しかし、年々不正な手段は巧妙化し、未知の方法が続々登場している中で「シグネチャ」の比較方式では検知できない不正アクセスやマルウェアが増えています。そこで登場したのが「SIEM」です。
SIEMはたくさんの機器やソフトのログを集めて、横断的に分析する手法です。通常とは違う状態を検知することができます。
例えば、社内からサーバーにアクセスしていたAさんがログアウトした5分後に、海外からAさんのアカウントでログインがあったという場合。IDSなどでは、たとえ海外からのアクセスがあっても正しいIDとパスワードでログインされている場合は不正とは判断しません。
しかし、SIEMでは国内からのアクセスから5分後に海外からアクセスがあるのはおかしいと判断します。そして警告を発することができるのです。このように、人間の「違和感」レベルで不正を検知できるのがSIEMです。
三段目 小学生向け
みなさんはお城と門番は分かりますよね? ここではコンピューターの安全についてお城(コンピューター)と門番やお城を守る人(コンピューターを守る仕組み)に例えて説明します。
お城には高い城壁があり、ところどころで門が開いています。そこには門番がいて、外の人がお城の中に勝手に入って来ないように守っています。また、城壁には見張り台があって、壁をよじ登って入ろうとする人がいないか、見慣れない人が城壁の内側にいないかを監視しています。
お城の守りは年々厳しくなっています。そこで、お城に入って悪いことをしようとする人はいろいろな方法を考え始めました。例えば、「少し離れた場所から、お城の中まで穴をほって宝物を盗み出す」「商人に変装してお城の中に入り込み、秘密の情報を聞き出す」というやり方です。
このやり方では、お城を守る人たちはいくらお城の守りを厳重にしても見過ごしてしまいがちで、お城に入られてしまう可能性が高くなってしまいます。
そこで、お城を守る人たちは、お城の中や外のいろいろな情報を集めて「あれ? おかしいぞ?」ということをいち早く見つけ出し、悪い人たちからお城を守る方法を考えました。これを「SIEM(シームと読みます)」といいます。

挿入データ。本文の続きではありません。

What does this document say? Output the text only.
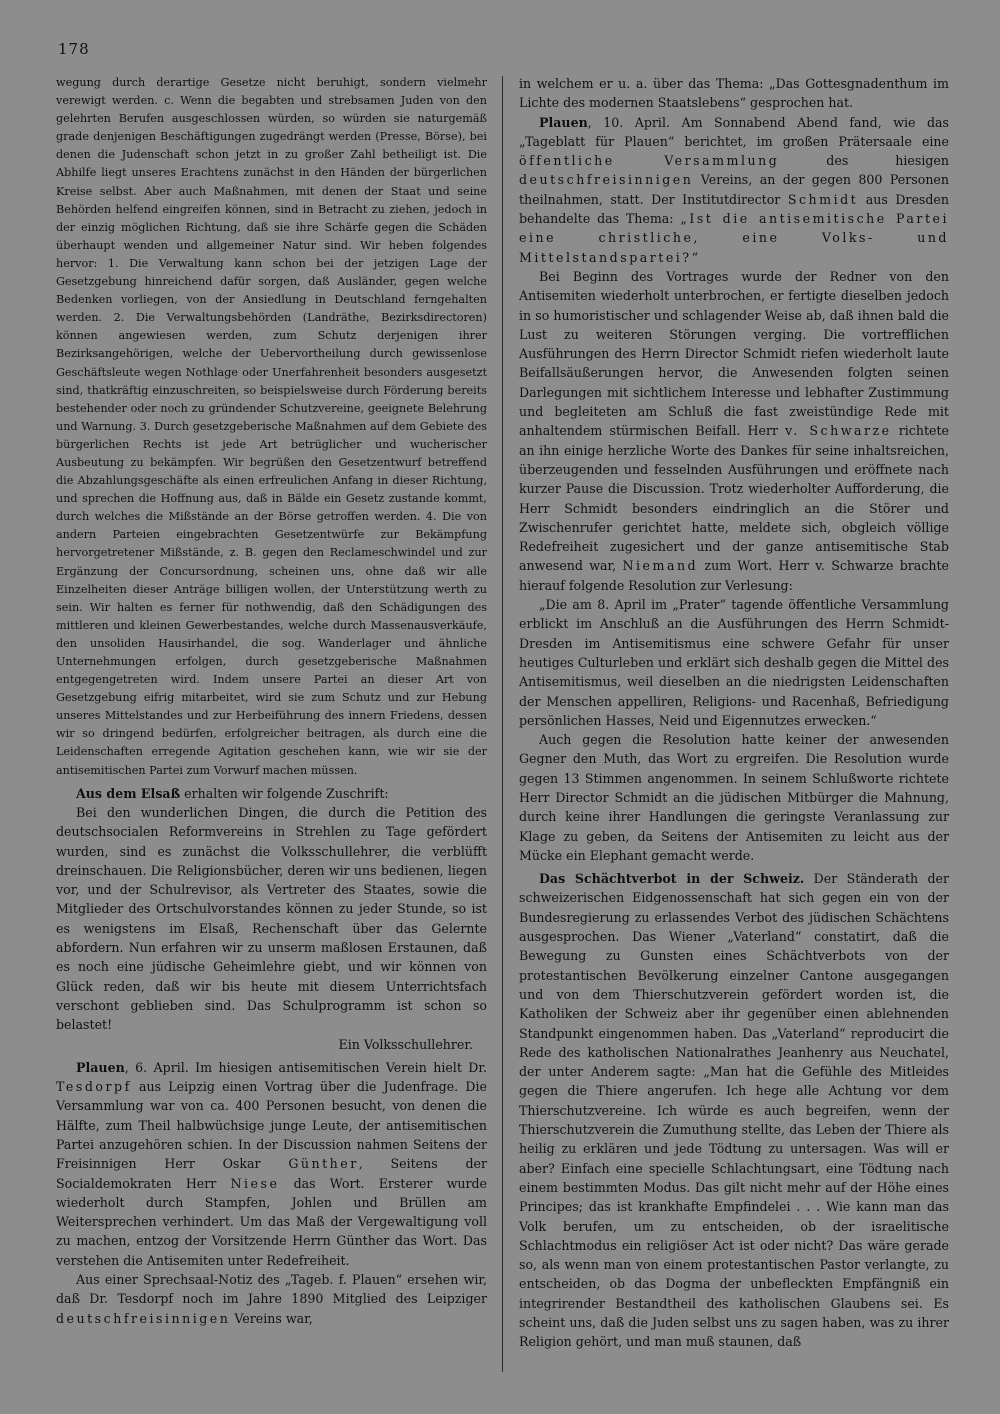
178

wegung durch derartige Gesetze nicht beruhigt, sondern vielmehr verewigt werden. c. Wenn die begabten und strebsamen Juden von den gelehrten Berufen ausgeschlossen würden, so würden sie naturgemäß grade denjenigen Beschäftigungen zugedrängt werden (Presse, Börse), bei denen die Judenschaft schon jetzt in zu großer Zahl betheiligt ist. Die Abhilfe liegt unseres Erachtens zunächst in den Händen der bürgerlichen Kreise selbst. Aber auch Maßnahmen, mit denen der Staat und seine Behörden helfend eingreifen können, sind in Betracht zu ziehen, jedoch in der einzig möglichen Richtung, daß sie ihre Schärfe gegen die Schäden überhaupt wenden und allgemeiner Natur sind. Wir heben folgendes hervor: 1. Die Verwaltung kann schon bei der jetzigen Lage der Gesetzgebung hinreichend dafür sorgen, daß Ausländer, gegen welche Bedenken vorliegen, von der Ansiedlung in Deutschland ferngehalten werden. 2. Die Verwaltungsbehörden (Landräthe, Bezirksdirectoren) können angewiesen werden, zum Schutz derjenigen ihrer Bezirksangehörigen, welche der Uebervortheilung durch gewissenlose Geschäftsleute wegen Nothlage oder Unerfahrenheit besonders ausgesetzt sind, thatkräftig einzuschreiten, so beispielsweise durch Förderung bereits bestehender oder noch zu gründender Schutzvereine, geeignete Belehrung und Warnung. 3. Durch gesetzgeberische Maßnahmen auf dem Gebiete des bürgerlichen Rechts ist jede Art betrüglicher und wucherischer Ausbeutung zu bekämpfen. Wir begrüßen den Gesetzentwurf betreffend die Abzahlungsgeschäfte als einen erfreulichen Anfang in dieser Richtung, und sprechen die Hoffnung aus, daß in Bälde ein Gesetz zustande kommt, durch welches die Mißstände an der Börse getroffen werden. 4. Die von andern Parteien eingebrachten Gesetzentwürfe zur Bekämpfung hervorgetretener Mißstände, z. B. gegen den Reclameschwindel und zur Ergänzung der Concursordnung, scheinen uns, ohne daß wir alle Einzelheiten dieser Anträge billigen wollen, der Unterstützung werth zu sein. Wir halten es ferner für nothwendig, daß den Schädigungen des mittleren und kleinen Gewerbestandes, welche durch Massenausverkäufe, den unsoliden Hausirhandel, die sog. Wanderlager und ähnliche Unternehmungen erfolgen, durch gesetzgeberische Maßnahmen entgegengetreten wird. Indem unsere Partei an dieser Art von Gesetzgebung eifrig mitarbeitet, wird sie zum Schutz und zur Hebung unseres Mittelstandes und zur Herbeiführung des innern Friedens, dessen wir so dringend bedürfen, erfolgreicher beitragen, als durch eine die Leidenschaften erregende Agitation geschehen kann, wie wir sie der antisemitischen Partei zum Vorwurf machen müssen.

Aus dem Elsaß erhalten wir folgende Zuschrift:

Bei den wunderlichen Dingen, die durch die Petition des deutschsocialen Reformvereins in Strehlen zu Tage gefördert wurden, sind es zunächst die Volksschullehrer, die verblüfft dreinschauen. Die Religionsbücher, deren wir uns bedienen, liegen vor, und der Schulrevisor, als Vertreter des Staates, sowie die Mitglieder des Ortschulvorstandes können zu jeder Stunde, so ist es wenigstens im Elsaß, Rechenschaft über das Gelernte abfordern. Nun erfahren wir zu unserm maßlosen Erstaunen, daß es noch eine jüdische Geheimlehre giebt, und wir können von Glück reden, daß wir bis heute mit diesem Unterrichtsfach verschont geblieben sind. Das Schulprogramm ist schon so belastet!

Ein Volksschullehrer.

Plauen, 6. April. Im hiesigen antisemitischen Verein hielt Dr. Tesdorpf aus Leipzig einen Vortrag über die Judenfrage. Die Versammlung war von ca. 400 Personen besucht, von denen die Hälfte, zum Theil halbwüchsige junge Leute, der antisemitischen Partei anzugehören schien. In der Discussion nahmen Seitens der Freisinnigen Herr Oskar Günther, Seitens der Socialdemokraten Herr Niese das Wort. Ersterer wurde wiederholt durch Stampfen, Johlen und Brüllen am Weitersprechen verhindert. Um das Maß der Vergewaltigung voll zu machen, entzog der Vorsitzende Herrn Günther das Wort. Das verstehen die Antisemiten unter Redefreiheit.

Aus einer Sprechsaal-Notiz des „Tageb. f. Plauen“ ersehen wir, daß Dr. Tesdorpf noch im Jahre 1890 Mitglied des Leipziger deutschfreisinnigen Vereins war,

in welchem er u. a. über das Thema: „Das Gottesgnadenthum im Lichte des modernen Staatslebens“ gesprochen hat.

Plauen, 10. April. Am Sonnabend Abend fand, wie das „Tageblatt für Plauen“ berichtet, im großen Prätersaale eine öffentliche Versammlung des hiesigen deutschfreisinnigen Vereins, an der gegen 800 Personen theilnahmen, statt. Der Institutdirector Schmidt aus Dresden behandelte das Thema: „Ist die antisemitische Partei eine christliche, eine Volks- und Mittelstandspartei?“

Bei Beginn des Vortrages wurde der Redner von den Antisemiten wiederholt unterbrochen, er fertigte dieselben jedoch in so humoristischer und schlagender Weise ab, daß ihnen bald die Lust zu weiteren Störungen verging. Die vortrefflichen Ausführungen des Herrn Director Schmidt riefen wiederholt laute Beifallsäußerungen hervor, die Anwesenden folgten seinen Darlegungen mit sichtlichem Interesse und lebhafter Zustimmung und begleiteten am Schluß die fast zweistündige Rede mit anhaltendem stürmischen Beifall. Herr v. Schwarze richtete an ihn einige herzliche Worte des Dankes für seine inhaltsreichen, überzeugenden und fesselnden Ausführungen und eröffnete nach kurzer Pause die Discussion. Trotz wiederholter Aufforderung, die Herr Schmidt besonders eindringlich an die Störer und Zwischenrufer gerichtet hatte, meldete sich, obgleich völlige Redefreiheit zugesichert und der ganze antisemitische Stab anwesend war, Niemand zum Wort. Herr v. Schwarze brachte hierauf folgende Resolution zur Verlesung:

„Die am 8. April im „Prater“ tagende öffentliche Versammlung erblickt im Anschluß an die Ausführungen des Herrn Schmidt-Dresden im Antisemitismus eine schwere Gefahr für unser heutiges Culturleben und erklärt sich deshalb gegen die Mittel des Antisemitismus, weil dieselben an die niedrigsten Leidenschaften der Menschen appelliren, Religions- und Racenhaß, Befriedigung persönlichen Hasses, Neid und Eigennutzes erwecken.“

Auch gegen die Resolution hatte keiner der anwesenden Gegner den Muth, das Wort zu ergreifen. Die Resolution wurde gegen 13 Stimmen angenommen. In seinem Schlußworte richtete Herr Director Schmidt an die jüdischen Mitbürger die Mahnung, durch keine ihrer Handlungen die geringste Veranlassung zur Klage zu geben, da Seitens der Antisemiten zu leicht aus der Mücke ein Elephant gemacht werde.

Das Schächtverbot in der Schweiz. Der Ständerath der schweizerischen Eidgenossenschaft hat sich gegen ein von der Bundesregierung zu erlassendes Verbot des jüdischen Schächtens ausgesprochen. Das Wiener „Vaterland“ constatirt, daß die Bewegung zu Gunsten eines Schächtverbots von der protestantischen Bevölkerung einzelner Cantone ausgegangen und von dem Thierschutzverein gefördert worden ist, die Katholiken der Schweiz aber ihr gegenüber einen ablehnenden Standpunkt eingenommen haben. Das „Vaterland“ reproducirt die Rede des katholischen Nationalrathes Jeanhenry aus Neuchatel, der unter Anderem sagte: „Man hat die Gefühle des Mitleides gegen die Thiere angerufen. Ich hege alle Achtung vor dem Thierschutzvereine. Ich würde es auch begreifen, wenn der Thierschutzverein die Zumuthung stellte, das Leben der Thiere als heilig zu erklären und jede Tödtung zu untersagen. Was will er aber? Einfach eine specielle Schlachtungsart, eine Tödtung nach einem bestimmten Modus. Das gilt nicht mehr auf der Höhe eines Principes; das ist krankhafte Empfindelei . . . Wie kann man das Volk berufen, um zu entscheiden, ob der israelitische Schlachtmodus ein religiöser Act ist oder nicht? Das wäre gerade so, als wenn man von einem protestantischen Pastor verlangte, zu entscheiden, ob das Dogma der unbefleckten Empfängniß ein integrirender Bestandtheil des katholischen Glaubens sei. Es scheint uns, daß die Juden selbst uns zu sagen haben, was zu ihrer Religion gehört, und man muß staunen, daß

例えば「お城の周りに住んでいる人たちから、最近お城の周りで怪しいことをしている人がいないかを聞く」「商人が来たら、身分証明書を見せてもらい、書いてある連絡先に確認をして、その人が本当にいるのか、顔の特徴があっているかなどを調べた上で中に入れる」ということを行うのです。
ただ、この方法ではお城を守るために、たくさんの情報を集めて確認しなければいけません。だからお城を守る人は大変です。しかし、最近では、たくさんの情報(ビックデータといいます)の中から、「怪しい」情報を短時間で見つける方法が生み出されています。そのため、お城の守りがさらに強固になると期待されているのです。